Architecture¶

ml-labs is composed of four core modules, each with a distinct responsibility.

Pipeline ──────── defines the node graph (structure)
    │
Experimenter ──── executes builds and experiments (single dataset)
    │
Trainer ────────── trains with cross-validation splits
    │
Inferencer ─────── applies trained processors to new data

Pipeline¶

Pipeline is a directed graph of nodes that describes the ML workflow structure — which processors exist, how they connect, and what parameters they use. It holds no data and performs no computation. It is the blueprint that Experimenter and Trainer read.

Experimenter¶

Experimenter takes a Pipeline and a dataset, then executes the graph node by node. It manages:

Build (build()): runs Stage nodes (transformers)
Experiment (exp()): runs Head nodes (predictors)
Collectors: pluggable objects that capture metrics, outputs, SHAP values, or stacking data during execution
Cache: LRU cache (capacity-based) to avoid recomputing Stage outputs

Trainer¶

Trainer handles cross-validation.
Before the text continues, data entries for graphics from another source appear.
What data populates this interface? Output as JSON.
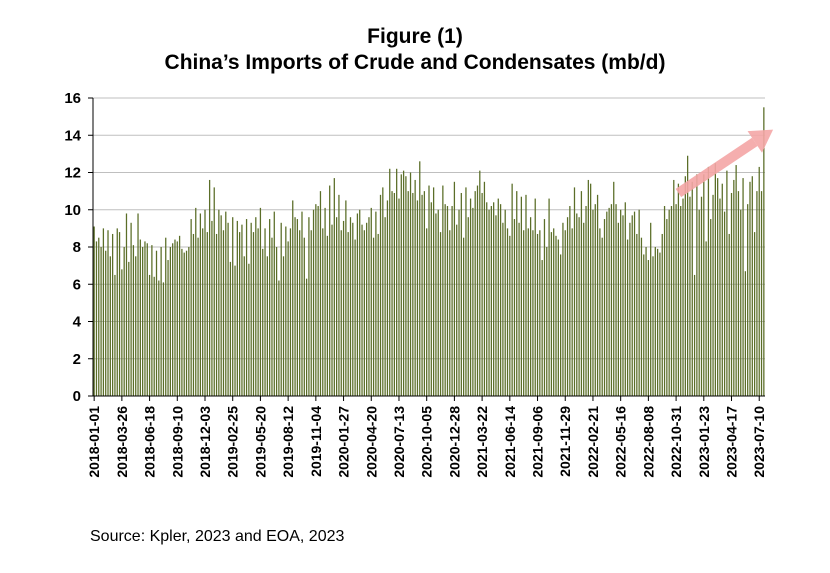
{
  "chart_data": {
    "type": "bar",
    "title": "Figure (1)",
    "subtitle": "China’s Imports of Crude and Condensates (mb/d)",
    "source": "Source: Kpler, 2023 and EOA, 2023",
    "ylim": [
      0,
      16
    ],
    "yticks": [
      0,
      2,
      4,
      6,
      8,
      10,
      12,
      14,
      16
    ],
    "grid": true,
    "bar_color": "#5b6e28",
    "arrow_color": "#f4a6a6",
    "x_tick_labels": [
      "2018-01-01",
      "2018-03-26",
      "2018-06-18",
      "2018-09-10",
      "2018-12-03",
      "2019-02-25",
      "2019-05-20",
      "2019-08-12",
      "2019-11-04",
      "2020-01-27",
      "2020-04-20",
      "2020-07-13",
      "2020-10-05",
      "2020-12-28",
      "2021-03-22",
      "2021-06-14",
      "2021-09-06",
      "2021-11-29",
      "2022-02-21",
      "2022-05-16",
      "2022-08-08",
      "2022-10-31",
      "2023-01-23",
      "2023-04-17",
      "2023-07-10"
    ],
    "arrow": {
      "from": {
        "x": "2022-11-07",
        "y": 10.9
      },
      "to": {
        "x": "2023-08-21",
        "y": 14.3
      }
    },
    "values": [
      9.1,
      8.3,
      8.5,
      8.0,
      9.0,
      7.8,
      8.9,
      7.5,
      8.7,
      6.5,
      9.0,
      8.8,
      6.8,
      8.0,
      9.8,
      7.2,
      9.3,
      8.1,
      7.5,
      9.8,
      8.4,
      8.0,
      8.3,
      8.2,
      6.5,
      8.1,
      6.4,
      7.8,
      6.2,
      8.0,
      6.1,
      8.5,
      7.3,
      8.0,
      8.2,
      8.4,
      8.3,
      8.6,
      7.9,
      7.7,
      7.8,
      8.0,
      9.5,
      8.7,
      10.1,
      8.5,
      9.8,
      9.0,
      10.0,
      8.8,
      11.6,
      9.4,
      11.2,
      8.7,
      10.0,
      9.7,
      8.9,
      9.9,
      9.3,
      7.2,
      9.6,
      7.0,
      9.4,
      8.8,
      9.2,
      7.5,
      9.5,
      7.1,
      9.3,
      8.8,
      9.6,
      9.0,
      10.1,
      7.9,
      9.0,
      7.5,
      9.5,
      8.5,
      9.9,
      8.0,
      6.2,
      9.3,
      7.5,
      9.1,
      8.3,
      9.0,
      10.5,
      9.6,
      9.5,
      8.9,
      9.9,
      8.5,
      6.3,
      9.6,
      8.9,
      10.0,
      10.3,
      10.2,
      11.0,
      9.0,
      10.1,
      8.6,
      11.3,
      9.2,
      11.7,
      9.6,
      10.8,
      8.9,
      9.4,
      10.5,
      8.8,
      9.6,
      9.3,
      8.4,
      9.8,
      10.0,
      9.2,
      8.9,
      9.3,
      9.6,
      10.1,
      8.5,
      9.9,
      8.7,
      10.8,
      11.2,
      9.6,
      10.5,
      12.2,
      11.0,
      10.9,
      12.2,
      10.6,
      11.9,
      12.1,
      11.8,
      11.0,
      12.0,
      10.9,
      11.6,
      10.5,
      12.6,
      10.8,
      11.0,
      9.0,
      11.3,
      10.4,
      11.2,
      9.8,
      10.0,
      8.8,
      11.3,
      10.3,
      10.2,
      8.9,
      10.2,
      11.5,
      9.2,
      10.0,
      10.9,
      8.5,
      11.2,
      9.6,
      10.6,
      10.1,
      11.0,
      11.3,
      12.1,
      10.9,
      11.5,
      10.4,
      10.0,
      10.2,
      10.4,
      9.7,
      10.6,
      10.3,
      9.3,
      10.0,
      9.0,
      8.6,
      11.4,
      9.5,
      11.0,
      9.3,
      10.7,
      8.9,
      10.8,
      9.0,
      9.6,
      8.9,
      10.6,
      8.7,
      8.9,
      7.3,
      9.5,
      8.0,
      10.6,
      8.8,
      9.0,
      8.6,
      8.4,
      7.6,
      9.3,
      8.9,
      9.6,
      10.2,
      9.0,
      11.2,
      9.8,
      9.6,
      11.0,
      9.3,
      10.2,
      11.6,
      11.4,
      10.0,
      10.3,
      10.8,
      9.0,
      8.5,
      9.5,
      9.9,
      10.1,
      10.3,
      11.5,
      10.3,
      9.3,
      10.0,
      9.7,
      10.4,
      8.4,
      9.3,
      9.7,
      9.9,
      8.7,
      10.0,
      8.5,
      7.6,
      8.0,
      7.3,
      9.3,
      7.5,
      8.0,
      7.9,
      7.7,
      8.7,
      10.2,
      9.5,
      10.0,
      10.2,
      11.6,
      10.3,
      11.4,
      10.2,
      10.6,
      11.8,
      12.9,
      10.7,
      11.5,
      6.5,
      11.9,
      10.0,
      10.7,
      11.9,
      8.3,
      12.3,
      9.5,
      10.8,
      12.5,
      11.7,
      10.6,
      11.4,
      9.9,
      12.1,
      8.7,
      10.9,
      11.6,
      12.4,
      11.0,
      10.0,
      11.7,
      6.7,
      10.3,
      11.5,
      11.8,
      8.8,
      11.0,
      12.3,
      11.0,
      15.5
    ]
  }
}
It splits data using a splitter, then runs each node across all splits. Stage outputs are kept in memory; Head outputs are written to disk per split. The result can be converted to an Inferencer via to_inferencer().

Inferencer¶

Inferencer holds the fitted processors produced by Trainer. Given new data, it runs each split's processors and aggregates the results (mean, mode, or a custom callable).